Are there reliable tumor markers for esophageal cancer?

Tumor markers are substances that are present in, or produced by, tumor cells during tumor proliferation, or can be produced by the body in response to tumor stimulation. Doctors can find these substances by testing the patient’s blood, urine, and other body fluids.

There are no particularly reliable tumor markers for esophageal cancer, but a combination of two or more markers can be meaningful for diagnosis or screening.

In clinical practice, markers that physicians may choose include:

  • Carcinoembryonic antigen (CEA)
  • Glycoprotein antigen CA72-4
  • Glycan antigen CA19-9
  • Squamous cell carcinoma-associated antigen (SCC)
  • Cytokeratin 21-1 (Cyfra21-1)

There are two broad conditions that require tumor markers:

  • For patients with suspected or post-treatment disease, markers can be used as an adjunct to help diagnose or assess prognosis;
  • For the physical examination population, markers are used as a screening tool and also serve to aid in the screening and early detection of esophageal cancer.

Why did my doctor recommend a tumor marker when I suspect esophageal cancer?

For suspected patients, tumor markers are a must. There are two specific reasons for this:

1. as an adjunctive diagnostic tool in high-risk groups

Tumors can be detected by tumor markers when they grow to 2 to 3 mm. It is an important clue to detect asymptomatic esophageal cancer and can be used as an adjunctive diagnostic tool.

In the diagnosis of esophageal cancer, the sensitivity of testing for one tumor marker alone is relatively low. For example, the sensitivities of Cyfra21-1, CA72-4, CEA, and CA19-9 were 49.16%, 30.89%, 28%, and 18%, respectively.

Why are the sensitivities of single tumor markers so low? There are roughly 3 reasons: 1. one tumor can produce multiple tumor markers; 2. different tumors or different tissue types of the same tumor can have the same tumor markers; and 3. the quality and quantity of tumor markers are highly variable from patient to patient.

So, instead of testing a single marker, the clinical practice is usually a “combination”. The combination of two or more tumor markers will result in more reliable results and significantly higher sensitivity. For example, a combination of Cyfra21-1 and CA72-4 has a positive detection rate of 65.00%, and CEA combined with CA19-9 can increase the sensitivity to 42%.

2.

2. Can be used for diagnosis, periodic review or efficacy evaluation, and prognosis assessment in patients with confirmed disease

  • Staging and determination of benignity and malignancy

In patients with diagnosed tumors, tumor markers can help distinguish the benignity and type of tumor.

  • Efficacy assessment of tumors

Tumor markers help to clarify whether surgery, radiation therapy, or drug therapy is effective. Often, tumor markers decline significantly after successful treatment.

  • Tumor recurrence monitoring and prognosis determination

Tumor patients need to be reviewed regularly to monitor tumor marker levels dynamically to help determine if they have recurred. If the tumor marker level is higher than 25% of the first test at the time of review, it should be measured again in 2 to 4 weeks. If the level is elevated for 2 consecutive times, it may indicate recurrence or metastasis.

Week 6 post-treatment

within the first 3 years

Tumor marker review

Retest time

Number of reviews

First review

Tested once every 3 months

3 to 5 years

Tested every six months

5 to 7 years

Tested once a year

What does it mean when a tumor marker is found to be elevated during a physical exam?

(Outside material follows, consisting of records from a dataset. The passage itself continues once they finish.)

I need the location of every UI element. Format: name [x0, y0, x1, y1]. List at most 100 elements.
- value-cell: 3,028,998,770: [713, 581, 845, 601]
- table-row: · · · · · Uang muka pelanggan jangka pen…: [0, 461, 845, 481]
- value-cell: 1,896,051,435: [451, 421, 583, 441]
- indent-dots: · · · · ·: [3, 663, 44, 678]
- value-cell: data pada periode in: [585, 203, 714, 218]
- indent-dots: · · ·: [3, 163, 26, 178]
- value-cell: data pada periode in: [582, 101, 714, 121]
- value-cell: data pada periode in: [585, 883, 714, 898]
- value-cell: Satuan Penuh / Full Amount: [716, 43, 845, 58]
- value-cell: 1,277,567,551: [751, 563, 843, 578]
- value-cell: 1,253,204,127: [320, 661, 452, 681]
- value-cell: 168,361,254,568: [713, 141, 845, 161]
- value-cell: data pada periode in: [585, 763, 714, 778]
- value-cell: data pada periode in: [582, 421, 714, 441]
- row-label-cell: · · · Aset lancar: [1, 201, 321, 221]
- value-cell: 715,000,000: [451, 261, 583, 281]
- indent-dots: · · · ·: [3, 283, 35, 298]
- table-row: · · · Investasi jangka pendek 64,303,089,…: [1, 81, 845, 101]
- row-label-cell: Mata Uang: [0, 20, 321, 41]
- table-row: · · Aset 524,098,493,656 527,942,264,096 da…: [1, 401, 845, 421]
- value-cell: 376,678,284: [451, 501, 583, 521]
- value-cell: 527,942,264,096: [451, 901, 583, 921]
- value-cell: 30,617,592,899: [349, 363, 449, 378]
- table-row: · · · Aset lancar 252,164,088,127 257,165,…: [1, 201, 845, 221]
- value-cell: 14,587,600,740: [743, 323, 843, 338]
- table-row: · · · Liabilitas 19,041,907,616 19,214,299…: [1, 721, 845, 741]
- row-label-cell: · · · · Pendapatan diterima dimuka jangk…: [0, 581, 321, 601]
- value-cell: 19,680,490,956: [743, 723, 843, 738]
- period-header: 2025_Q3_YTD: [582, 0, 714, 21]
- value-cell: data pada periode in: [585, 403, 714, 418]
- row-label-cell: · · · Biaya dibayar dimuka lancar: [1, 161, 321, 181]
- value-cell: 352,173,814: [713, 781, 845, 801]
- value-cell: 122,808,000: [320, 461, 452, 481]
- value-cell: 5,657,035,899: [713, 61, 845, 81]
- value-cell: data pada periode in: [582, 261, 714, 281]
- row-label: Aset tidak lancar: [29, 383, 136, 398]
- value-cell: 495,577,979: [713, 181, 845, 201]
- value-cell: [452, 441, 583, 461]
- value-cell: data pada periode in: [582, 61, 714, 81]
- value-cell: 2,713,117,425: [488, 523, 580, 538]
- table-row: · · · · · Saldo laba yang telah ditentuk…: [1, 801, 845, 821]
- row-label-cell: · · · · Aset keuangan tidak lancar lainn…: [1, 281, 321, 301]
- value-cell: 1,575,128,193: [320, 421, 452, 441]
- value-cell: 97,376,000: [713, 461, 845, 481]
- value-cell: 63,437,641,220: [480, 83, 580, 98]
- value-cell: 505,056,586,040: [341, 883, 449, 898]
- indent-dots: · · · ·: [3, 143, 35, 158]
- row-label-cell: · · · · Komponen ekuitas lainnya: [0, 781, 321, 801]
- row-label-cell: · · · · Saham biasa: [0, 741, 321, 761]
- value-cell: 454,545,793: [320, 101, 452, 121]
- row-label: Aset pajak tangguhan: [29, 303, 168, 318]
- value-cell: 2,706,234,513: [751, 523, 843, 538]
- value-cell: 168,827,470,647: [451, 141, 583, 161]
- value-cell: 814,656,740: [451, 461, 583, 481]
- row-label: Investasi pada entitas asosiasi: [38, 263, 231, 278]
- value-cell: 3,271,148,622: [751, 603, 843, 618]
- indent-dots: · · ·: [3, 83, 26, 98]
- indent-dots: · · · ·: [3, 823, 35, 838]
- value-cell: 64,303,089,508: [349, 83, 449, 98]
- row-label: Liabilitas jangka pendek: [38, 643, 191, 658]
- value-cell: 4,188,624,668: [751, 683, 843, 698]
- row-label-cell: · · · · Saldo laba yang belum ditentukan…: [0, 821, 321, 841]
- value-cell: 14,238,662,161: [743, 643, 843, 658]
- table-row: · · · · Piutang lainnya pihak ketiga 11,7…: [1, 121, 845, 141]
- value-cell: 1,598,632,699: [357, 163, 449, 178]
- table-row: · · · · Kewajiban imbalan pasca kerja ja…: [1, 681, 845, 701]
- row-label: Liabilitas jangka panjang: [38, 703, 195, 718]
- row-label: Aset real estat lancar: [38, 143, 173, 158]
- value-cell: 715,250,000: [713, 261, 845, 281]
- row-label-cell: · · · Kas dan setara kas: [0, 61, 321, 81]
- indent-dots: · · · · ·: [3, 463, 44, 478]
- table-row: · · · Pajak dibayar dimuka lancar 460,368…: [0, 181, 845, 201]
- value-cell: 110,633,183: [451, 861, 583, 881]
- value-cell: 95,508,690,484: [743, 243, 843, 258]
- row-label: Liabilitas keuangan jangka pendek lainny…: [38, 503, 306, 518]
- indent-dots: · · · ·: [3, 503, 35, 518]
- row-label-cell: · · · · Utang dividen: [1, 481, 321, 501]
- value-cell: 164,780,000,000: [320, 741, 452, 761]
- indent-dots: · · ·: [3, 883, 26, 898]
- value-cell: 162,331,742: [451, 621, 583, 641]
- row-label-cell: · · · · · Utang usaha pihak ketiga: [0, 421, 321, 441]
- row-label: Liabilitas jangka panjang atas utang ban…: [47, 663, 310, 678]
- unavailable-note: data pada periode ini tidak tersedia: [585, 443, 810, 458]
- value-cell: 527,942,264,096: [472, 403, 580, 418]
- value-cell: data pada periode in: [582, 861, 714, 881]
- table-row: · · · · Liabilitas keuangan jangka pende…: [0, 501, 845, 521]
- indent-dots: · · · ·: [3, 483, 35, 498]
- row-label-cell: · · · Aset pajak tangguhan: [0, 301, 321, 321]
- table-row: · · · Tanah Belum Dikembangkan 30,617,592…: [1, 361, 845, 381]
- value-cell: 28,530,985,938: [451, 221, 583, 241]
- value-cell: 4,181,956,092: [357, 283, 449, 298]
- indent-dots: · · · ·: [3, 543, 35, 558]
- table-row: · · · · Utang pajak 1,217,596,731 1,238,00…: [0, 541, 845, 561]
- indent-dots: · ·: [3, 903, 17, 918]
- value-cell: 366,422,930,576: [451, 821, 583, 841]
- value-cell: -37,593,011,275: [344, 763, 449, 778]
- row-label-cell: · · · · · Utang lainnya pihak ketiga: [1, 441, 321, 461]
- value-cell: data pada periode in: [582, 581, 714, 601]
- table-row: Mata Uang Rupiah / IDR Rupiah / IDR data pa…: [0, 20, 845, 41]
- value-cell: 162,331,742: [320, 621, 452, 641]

Does an elevated corresponding tumor marker on a physical exam mean that you have esophageal cancer? No, it does not.

Tumor markers are only relatively specific or abnormal substances produced by tumors and have no effect on the development of tumors by themselves. The most important thing is that it is not a good idea to use it as a marker. Therefore, tumor markers are only an aid to diagnose or assess the efficacy of treatment. Imaging data and pathological diagnosis are the gold standard for diagnosis. There are also no therapeutic drugs or methods for tumor markers in clinical practice.

If you have an elevated tumor marker during a physical exam, your doctor will take a detailed history, including past medical history and current symptoms, to see if the disease is benign first. If esophageal cancer is suspected, you will be asked to undergo upper gastrointestinal imaging, gastroscopy, and other tests.